Globally, the only other areas with a Blockchain District include those in South Korea and China.
Tech Mahindra also announced another partnership with Eleven01, a multi-organisation conglomerate working with multiple stakeholders in the Blockchain ecosystem. Together they announced the ‘Eleven01 Protocol’ initiative.
The idea behind the Eleven01 Protocol is to create an indigenous blockchain protocol that has local government compliance standards built in. The idea is to act as an enabler for Indian Blockchain startups or companies to reduce their reliance on foreign technologies to build decentralised applications.
The Eleven01 Protocol will comprise incubators, labs, community of developers. It will have a growth advisory section to connect Blockchain startups to the right partners. In order to make an ecosystem of stakeholders, Eleven01 will be partnering with over 13 startups, over 50 colleges, incubators such as t-hub and so on.
Role of the government in enabling Blockchain
Frans Kempen, Blockchain lead for Logistics and Supply Chain industry at IBM Netherlands said that in his home country where he is on the board of a Blockchain coalition which houses government bodies and industries, defining common standards was key.
“As a government entity you need to define agreed upon standards. Within the government, there are several organisations who are key for enterprises to build up on. All of these industries need to support Blockchain as a model and in order to do that, all the stakeholders need to have the right tools to support business consortiums,” said Kempens.
According to Sreeram Anathasayanam, partner, government and public services at PwC said that it was pertinent to have a convergence point to the Blockchain applications in various fields. “There has to be communication between blockchains, which would allow different areas to thrive,” said Sreeram.
The government of Goa too is keen on ensuring Blockchain technology is used for the public good. Ameya Abhyankar, secretary (Goa Public Service Commission) said that the government of Goa is keen to take forward the right implementation of Blockchain.

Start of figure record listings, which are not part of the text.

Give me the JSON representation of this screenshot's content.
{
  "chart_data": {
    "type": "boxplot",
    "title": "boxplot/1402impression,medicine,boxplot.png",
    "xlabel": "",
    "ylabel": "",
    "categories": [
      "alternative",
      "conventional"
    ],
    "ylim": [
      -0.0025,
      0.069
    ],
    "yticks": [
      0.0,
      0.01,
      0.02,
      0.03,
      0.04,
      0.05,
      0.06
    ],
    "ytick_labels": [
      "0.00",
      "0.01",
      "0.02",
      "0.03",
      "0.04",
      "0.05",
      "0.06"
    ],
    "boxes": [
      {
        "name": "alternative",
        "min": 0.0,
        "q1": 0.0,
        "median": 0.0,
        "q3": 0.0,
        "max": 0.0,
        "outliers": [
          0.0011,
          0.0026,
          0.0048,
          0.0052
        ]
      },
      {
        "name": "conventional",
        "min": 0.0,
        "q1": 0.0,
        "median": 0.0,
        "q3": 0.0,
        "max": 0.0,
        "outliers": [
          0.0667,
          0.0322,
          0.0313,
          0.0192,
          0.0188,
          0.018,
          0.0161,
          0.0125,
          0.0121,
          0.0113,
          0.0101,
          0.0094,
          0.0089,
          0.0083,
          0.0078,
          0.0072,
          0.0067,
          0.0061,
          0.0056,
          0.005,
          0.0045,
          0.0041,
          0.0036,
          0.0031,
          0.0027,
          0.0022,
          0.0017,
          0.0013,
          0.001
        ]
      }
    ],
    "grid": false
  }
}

“Blockchain is a mystery to the common man, so people need to understand the nuts and bolts of it. Other issue is to do with cost efficiency. We want to build a Centre of Excellence for Blockchain in Goa. We have a very strong social safety net, so we want to build and strengthen it through Blockchain. We want innovators to come to Goa and work on Blockchain related projects,” said Abhyankar.
Apart from the keynotes, the IBC 2018 had over 50 stalls of Blockchain startups working on various projects from smart contracts, cypto-exchanges, healthcare and more. The International Blockchain Congress will conclude in Goa on 5 August.